De repente, avisto duas figuras conhecidas: Bart e Laquisha. Os dois riem e bebem perto de uma árvore, quase que escondidos.

­– O que estão fazendo aqui? – questiono, me aproximando, incrédula. – Vocês não foram convidados!

— Eu, hein! Tá com inveja porque não é a única de nós a ter vindo? – ele pergunta.

— Claro que não! Fique até mais confortável com a presença de vocês. Mas como entraram aqui?

— Pulamos o muro – Laquisha explica. – A segurança daqui é fraca demais.

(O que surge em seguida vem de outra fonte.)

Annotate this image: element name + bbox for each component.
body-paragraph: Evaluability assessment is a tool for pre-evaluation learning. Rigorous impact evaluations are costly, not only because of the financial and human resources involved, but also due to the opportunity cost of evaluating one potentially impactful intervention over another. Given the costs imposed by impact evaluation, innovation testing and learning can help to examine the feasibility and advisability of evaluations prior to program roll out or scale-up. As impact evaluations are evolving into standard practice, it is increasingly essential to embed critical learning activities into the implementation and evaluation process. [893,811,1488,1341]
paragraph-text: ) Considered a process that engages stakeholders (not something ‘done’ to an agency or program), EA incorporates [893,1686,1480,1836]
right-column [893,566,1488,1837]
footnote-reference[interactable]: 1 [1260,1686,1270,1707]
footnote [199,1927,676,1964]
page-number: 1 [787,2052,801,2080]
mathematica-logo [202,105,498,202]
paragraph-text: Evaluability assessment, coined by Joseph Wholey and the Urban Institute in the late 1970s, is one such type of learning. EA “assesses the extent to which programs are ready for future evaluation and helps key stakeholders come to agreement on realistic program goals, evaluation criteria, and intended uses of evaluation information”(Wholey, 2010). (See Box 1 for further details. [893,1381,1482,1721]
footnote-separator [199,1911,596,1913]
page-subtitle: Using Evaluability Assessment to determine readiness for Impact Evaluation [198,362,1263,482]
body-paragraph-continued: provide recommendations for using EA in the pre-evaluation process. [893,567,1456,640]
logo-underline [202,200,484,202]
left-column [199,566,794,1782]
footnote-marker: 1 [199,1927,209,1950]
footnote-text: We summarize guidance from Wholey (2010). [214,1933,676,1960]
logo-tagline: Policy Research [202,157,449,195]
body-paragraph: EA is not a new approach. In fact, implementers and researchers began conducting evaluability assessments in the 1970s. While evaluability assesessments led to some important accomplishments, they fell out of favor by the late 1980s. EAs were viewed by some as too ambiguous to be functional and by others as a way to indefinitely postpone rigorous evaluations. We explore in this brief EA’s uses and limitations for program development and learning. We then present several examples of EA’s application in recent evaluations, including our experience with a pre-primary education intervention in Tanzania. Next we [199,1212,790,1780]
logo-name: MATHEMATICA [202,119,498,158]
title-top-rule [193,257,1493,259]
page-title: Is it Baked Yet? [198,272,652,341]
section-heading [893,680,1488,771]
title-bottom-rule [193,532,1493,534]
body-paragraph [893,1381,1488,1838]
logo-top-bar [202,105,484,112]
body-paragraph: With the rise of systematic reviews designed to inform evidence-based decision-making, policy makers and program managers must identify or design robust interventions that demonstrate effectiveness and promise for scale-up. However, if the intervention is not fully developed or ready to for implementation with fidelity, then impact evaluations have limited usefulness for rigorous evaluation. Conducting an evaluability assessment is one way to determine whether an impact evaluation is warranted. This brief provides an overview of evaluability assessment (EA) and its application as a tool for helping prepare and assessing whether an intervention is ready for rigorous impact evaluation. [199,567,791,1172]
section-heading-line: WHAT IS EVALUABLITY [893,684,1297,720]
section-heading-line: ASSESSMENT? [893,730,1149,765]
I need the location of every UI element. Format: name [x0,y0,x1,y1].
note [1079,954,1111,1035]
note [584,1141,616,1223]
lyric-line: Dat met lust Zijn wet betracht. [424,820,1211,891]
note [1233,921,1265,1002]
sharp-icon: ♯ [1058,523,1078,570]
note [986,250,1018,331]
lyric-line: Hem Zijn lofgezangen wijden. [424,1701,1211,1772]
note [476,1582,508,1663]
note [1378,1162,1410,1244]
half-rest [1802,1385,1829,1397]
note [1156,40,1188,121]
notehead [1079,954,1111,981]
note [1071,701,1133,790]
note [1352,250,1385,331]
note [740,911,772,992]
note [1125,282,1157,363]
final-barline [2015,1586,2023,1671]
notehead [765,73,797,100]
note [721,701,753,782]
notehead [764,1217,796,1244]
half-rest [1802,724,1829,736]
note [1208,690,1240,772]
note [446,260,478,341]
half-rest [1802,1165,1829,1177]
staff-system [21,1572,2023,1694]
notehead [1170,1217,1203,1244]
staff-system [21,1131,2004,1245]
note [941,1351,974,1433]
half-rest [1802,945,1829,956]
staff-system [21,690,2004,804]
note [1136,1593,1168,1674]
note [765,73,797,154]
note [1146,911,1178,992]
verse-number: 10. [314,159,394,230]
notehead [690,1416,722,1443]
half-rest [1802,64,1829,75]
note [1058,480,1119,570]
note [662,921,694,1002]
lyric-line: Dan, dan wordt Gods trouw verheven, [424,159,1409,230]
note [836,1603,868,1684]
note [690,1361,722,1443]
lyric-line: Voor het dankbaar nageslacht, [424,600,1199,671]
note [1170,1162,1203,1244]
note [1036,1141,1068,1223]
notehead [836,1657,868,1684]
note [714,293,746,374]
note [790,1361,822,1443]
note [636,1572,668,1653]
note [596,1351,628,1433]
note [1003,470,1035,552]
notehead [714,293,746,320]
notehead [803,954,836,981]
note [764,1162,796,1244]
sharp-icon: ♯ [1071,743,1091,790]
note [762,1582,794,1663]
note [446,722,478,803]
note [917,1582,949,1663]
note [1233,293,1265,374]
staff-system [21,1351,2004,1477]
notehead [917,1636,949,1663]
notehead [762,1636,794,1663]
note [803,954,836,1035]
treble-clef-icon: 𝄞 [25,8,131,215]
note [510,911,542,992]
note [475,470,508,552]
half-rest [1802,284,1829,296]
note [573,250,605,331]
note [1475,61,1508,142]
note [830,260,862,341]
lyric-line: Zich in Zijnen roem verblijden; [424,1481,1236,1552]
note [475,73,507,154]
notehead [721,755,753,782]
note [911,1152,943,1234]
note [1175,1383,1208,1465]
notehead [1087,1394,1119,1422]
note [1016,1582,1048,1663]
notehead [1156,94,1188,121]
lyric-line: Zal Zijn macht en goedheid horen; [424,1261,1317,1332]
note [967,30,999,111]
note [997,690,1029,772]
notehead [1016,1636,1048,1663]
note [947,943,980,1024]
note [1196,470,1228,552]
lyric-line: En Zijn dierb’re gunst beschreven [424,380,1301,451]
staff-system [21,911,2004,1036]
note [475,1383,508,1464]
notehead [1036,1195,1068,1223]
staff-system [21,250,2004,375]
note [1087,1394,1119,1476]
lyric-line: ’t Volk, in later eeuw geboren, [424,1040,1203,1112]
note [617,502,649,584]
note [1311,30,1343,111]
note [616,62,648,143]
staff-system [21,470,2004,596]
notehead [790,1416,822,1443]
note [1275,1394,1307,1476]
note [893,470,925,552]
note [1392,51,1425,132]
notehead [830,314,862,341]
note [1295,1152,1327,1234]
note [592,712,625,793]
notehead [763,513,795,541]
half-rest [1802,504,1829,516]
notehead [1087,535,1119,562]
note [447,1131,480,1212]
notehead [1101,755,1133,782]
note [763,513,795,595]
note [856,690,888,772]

— Espera. Vocês não iam ficar em casa?

— A gente ia até que minha avó nos flagrou roubando a peruca dela e nos expulsou – ela conta.

— E se a Virginia os vir?

— Tarde demais – Bart fala, olhando algo atrás de mim. Viro-me e vejo McBitch e Greta vindo até nós. – Finja que não somos amigos! Seja uma atriz! Esse é seu momento!

 Penso rápido e a única coisa que sai de minha boca é:

— Eu já falei que não quero comprar seus produtos Jequiti! – Torço para que Virginia tenha ouvido e acreditado.

— Esses otários estão te incomodando, Emily? – indaga Virginia.

— Totalmente – enceno.

— Olha só quem chegou das favelas de Clichésville – ela comenta, com um semblante de desprezo.

— As pobretonas de Clichésville – Greta acrescenta.

— Olha só quem é a anfitriã: o bebê de Rosemary – diz Laquisha.

— E junto veio a pirigospel que na hora de rezar, acende a vela com o fogo do rabo – Bart ajuda com as ofensas.

— Vocês não foram convidados – McBitch adverte.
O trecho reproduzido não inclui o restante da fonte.